Mardi 8 mai 2018
A la recherche de l’identité perdue
« Je reviens de très loin, de la lande de l’exil. Pendant longtemps, je suis passé à côté de liberté. Nos rêves… le plus grand drame
est de ne pouvoir se hisser à leur hauteur. Pendant des années, impuissante, je n’ai fait qu’assister au spectacle de ma servitude.
Nul sursaut de dignité pour m’en libérer. » Sema Kiliçkaya
Après un quart de siècle passé aux Etats-Unis entre Californie, Oklahoma et des virées sur New York, Fatma revient dans sa cité HLM dans une petite ville française pour revoir son père grièvement malade. Elle ne reconnait ni son monde ni l’environnement de ce monde qu’elle a toujours pourtant connu. Tout a changé. De son adolescence, elle a gardé ce goût prononcé pour «l’intégration» dans la culture du pays qui a accueilli ses parents qui n’ont jamais pu se faire à cette langue si difficile à assimiler.
Fatma se retrouve dans cette transplantation de la Turquie, de ses coutumes, de ses codes et de ses rites. Tanguant entre le pays natal, le pays où elle a forgé sa personnalité et le pays où elle a décidé de s’établir, la narratrice ne peut que constater que sa propre identité est hétéroclite. Sur fond des problèmes visibles (maladie des parents, soumission de la sœur Elif aux dictats de son mari… ), de la banalité du quotidien jusqu’à l’écœurement, de la platitude des lieux jusqu’à l’épuisement, d’un monde de non-dits, de promenades médiocres sur des sentiers forestiers à la recherche de champignons, du passé forcément présent du pays des ancêtres, l’héroïne se focalise sur le sens des mots et des formules.
«Les toponymes pénétraient mon imaginaire, ils y bourdonnaient comme dans une ruche, pollinisant nos rêves, et j’en récoltais des émerveillements, des aspirations, des interrogations. » Aucun ornement superflu, des phrases courtes, directes, une mélancolie continue. Fatma, l’héroïne, se meut dans cet univers en s’accrochant à cet ami d’enfance installé depuis dans le sud et qui l’aidait à vivre.

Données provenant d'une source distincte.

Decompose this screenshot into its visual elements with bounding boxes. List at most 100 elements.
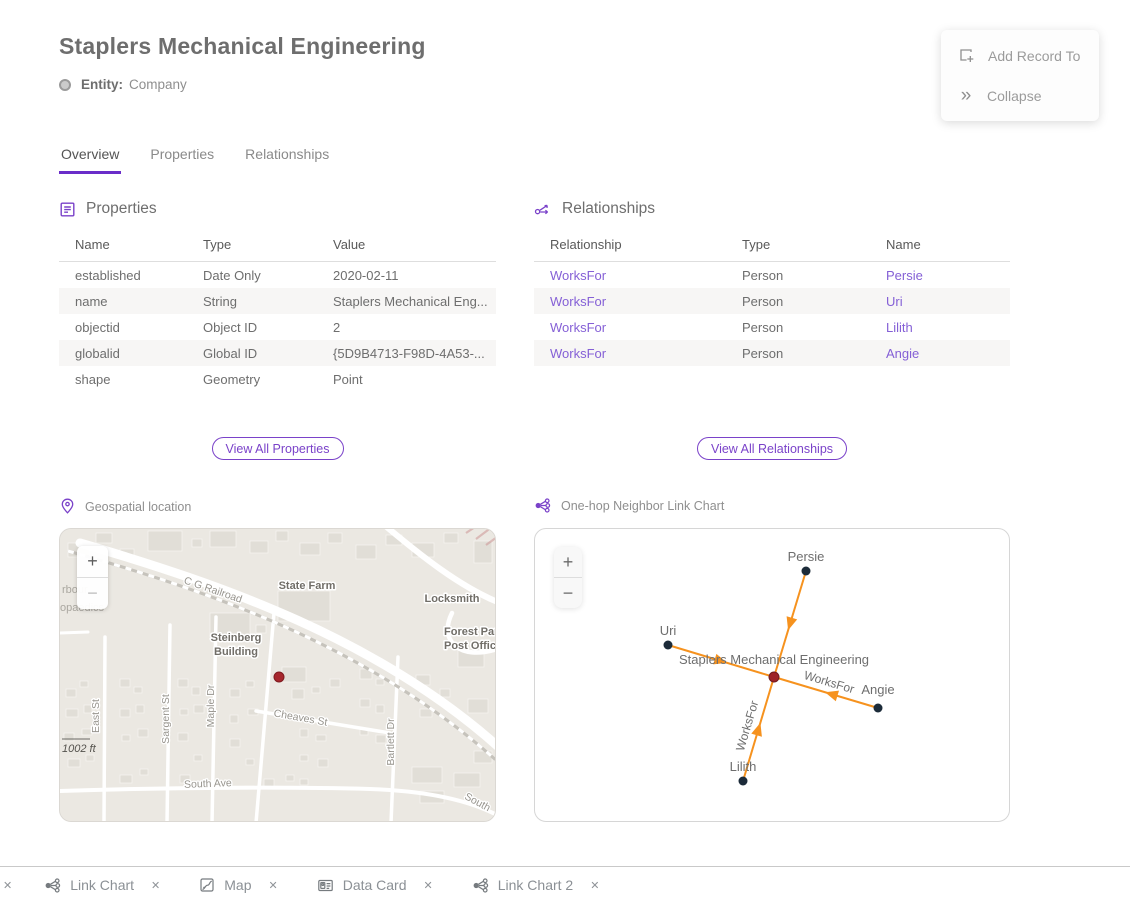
close-icon[interactable]: ✕: [422, 877, 435, 894]
col-header: Relationship: [550, 237, 742, 252]
dock-tab-data-card[interactable]: Data Card ✕: [317, 877, 435, 894]
map-label: Building: [214, 646, 258, 658]
view-all-relationships-button[interactable]: View All Relationships: [697, 437, 847, 460]
table-row: WorksFor Person Persie: [534, 262, 1010, 288]
link-chart-section-header: One-hop Neighbor Link Chart: [534, 498, 724, 513]
view-all-properties-button[interactable]: View All Properties: [212, 437, 344, 460]
close-icon[interactable]: ✕: [266, 877, 279, 894]
map-entity-marker[interactable]: [274, 672, 284, 682]
table-row: WorksFor Person Lilith: [534, 314, 1010, 340]
entity-link[interactable]: Lilith: [886, 320, 1010, 335]
prop-type: Geometry: [203, 372, 333, 387]
table-row: shape Geometry Point: [59, 366, 496, 392]
add-record-icon: [958, 47, 975, 64]
col-header: Type: [203, 237, 333, 252]
prop-name: objectid: [75, 320, 203, 335]
link-chart-zoom-control: + −: [554, 547, 582, 608]
zoom-out-button[interactable]: −: [554, 578, 582, 608]
close-icon[interactable]: ✕: [588, 877, 601, 894]
graph-node-persie[interactable]: [802, 567, 811, 576]
link-chart-canvas[interactable]: Persie Uri Angie Lilith Staplers Mechani…: [535, 529, 1009, 821]
graph-node-center[interactable]: [769, 672, 779, 682]
center-node-label: Staplers Mechanical Engineering: [679, 652, 869, 667]
menu-item-label: Add Record To: [988, 48, 1080, 64]
zoom-in-button[interactable]: +: [77, 546, 108, 577]
relationship-link[interactable]: WorksFor: [550, 320, 742, 335]
entity-link[interactable]: Persie: [886, 268, 1010, 283]
relationships-icon: [534, 201, 552, 217]
table-row: WorksFor Person Uri: [534, 288, 1010, 314]
link-chart-panel[interactable]: Persie Uri Angie Lilith Staplers Mechani…: [534, 528, 1010, 822]
table-row: established Date Only 2020-02-11: [59, 262, 496, 288]
map-label: Bartlett Dr: [385, 718, 397, 766]
rel-type: Person: [742, 294, 886, 309]
dock-tab-map[interactable]: Map ✕: [199, 877, 279, 894]
map-label: Steinberg: [211, 632, 262, 644]
prop-type: String: [203, 294, 333, 309]
relationship-link[interactable]: WorksFor: [550, 346, 742, 361]
menu-item-add-record-to[interactable]: Add Record To: [941, 35, 1099, 76]
col-header: Name: [886, 237, 1010, 252]
menu-item-collapse[interactable]: » Collapse: [941, 76, 1099, 116]
relationships-section: Relationships Relationship Type Name Wor…: [534, 199, 1010, 489]
close-icon[interactable]: ✕: [149, 877, 162, 894]
relationship-link[interactable]: WorksFor: [550, 294, 742, 309]
geospatial-section-header: Geospatial location: [60, 498, 191, 515]
zoom-out-button[interactable]: −: [77, 578, 108, 609]
table-row: name String Staplers Mechanical Eng...: [59, 288, 496, 314]
dock-tab-label: Link Chart: [70, 877, 134, 893]
relationship-link[interactable]: WorksFor: [550, 268, 742, 283]
table-row: globalid Global ID {5D9B4713-F98D-4A53-.…: [59, 340, 496, 366]
col-header: Name: [75, 237, 203, 252]
prop-value: {5D9B4713-F98D-4A53-...: [333, 346, 496, 361]
dock-tab-link-chart-2[interactable]: Link Chart 2 ✕: [472, 877, 602, 894]
tab-overview[interactable]: Overview: [59, 144, 121, 174]
graph-node-lilith[interactable]: [739, 777, 748, 786]
rel-type: Person: [742, 268, 886, 283]
dock-tab-label: Link Chart 2: [498, 877, 573, 893]
entity-color-dot: [59, 79, 71, 91]
subsection-title: One-hop Neighbor Link Chart: [561, 499, 724, 513]
entity-label: Entity:: [81, 77, 123, 92]
menu-item-label: Collapse: [987, 88, 1041, 104]
entity-link[interactable]: Angie: [886, 346, 1010, 361]
dock-tab-label: Map: [224, 877, 251, 893]
rel-type: Person: [742, 320, 886, 335]
properties-table: Name Type Value established Date Only 20…: [59, 232, 496, 392]
edge-label: WorksFor: [733, 699, 761, 753]
prop-value: 2020-02-11: [333, 268, 496, 283]
prop-name: established: [75, 268, 203, 283]
zoom-in-button[interactable]: +: [554, 547, 582, 577]
dock-tab-link-chart[interactable]: Link Chart ✕: [44, 877, 162, 894]
table-row: objectid Object ID 2: [59, 314, 496, 340]
map-zoom-control: + −: [77, 546, 108, 609]
context-menu: Add Record To » Collapse: [941, 30, 1099, 121]
graph-node-angie[interactable]: [874, 704, 883, 713]
tab-properties[interactable]: Properties: [148, 144, 216, 174]
prop-type: Global ID: [203, 346, 333, 361]
section-title: Properties: [86, 200, 157, 218]
map-label: Forest Par: [444, 626, 496, 638]
prop-name: globalid: [75, 346, 203, 361]
dock-tab-label: Data Card: [343, 877, 407, 893]
prop-type: Date Only: [203, 268, 333, 283]
entity-type: Company: [129, 77, 187, 92]
graph-node-uri[interactable]: [664, 641, 673, 650]
node-label: Uri: [660, 623, 677, 638]
detail-tabs: Overview Properties Relationships: [59, 144, 331, 174]
link-chart-icon: [44, 878, 61, 893]
prop-value: Point: [333, 372, 496, 387]
collapse-icon: »: [958, 89, 974, 103]
prop-name: shape: [75, 372, 203, 387]
map-label: Maple Dr: [205, 684, 217, 727]
subsection-title: Geospatial location: [85, 500, 191, 514]
map-panel[interactable]: 1002 ft rbour opaedics C G Railroad Stat…: [59, 528, 496, 822]
link-chart-icon: [472, 878, 489, 893]
page-title: Staplers Mechanical Engineering: [59, 33, 426, 60]
map-icon: [199, 877, 215, 893]
close-icon[interactable]: ✕: [1, 877, 14, 894]
tab-relationships[interactable]: Relationships: [243, 144, 331, 174]
rel-type: Person: [742, 346, 886, 361]
map-canvas[interactable]: 1002 ft rbour opaedics C G Railroad Stat…: [60, 529, 496, 822]
entity-link[interactable]: Uri: [886, 294, 1010, 309]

Dans une succession de courts chapitres, dans lesquels se posent la voix poétique d’un vieil homme à la fin de son voyage terrestre et à celle, plus tourmentée, d’une mère malade « de la tête », Sema Kiliçkaya nous offre un roman prenant dont on sort troublé et enivré. L’auteure file le parfait amour avec cette langue qui lui appartient au-delà de tout acte de propriété et fait des mots qu’elle emploie le prolongement de son aptitude à s’en servir.
Fatma réunira enfin les pans de cette identité lorsque les femmes de la famille prennent conscience de leur valeur : « A cet instant, je sais précisément qui nous sommes. Nous les bâtisseuses d’un nouveau monde. Contre celle des titans, nous forgeons notre propre langue. »
K. B.
La langue de personne de Sema Kiliçkaya, Editions Emmanuelle Collas, 2018. A l’évidence, un très beau roman à lire.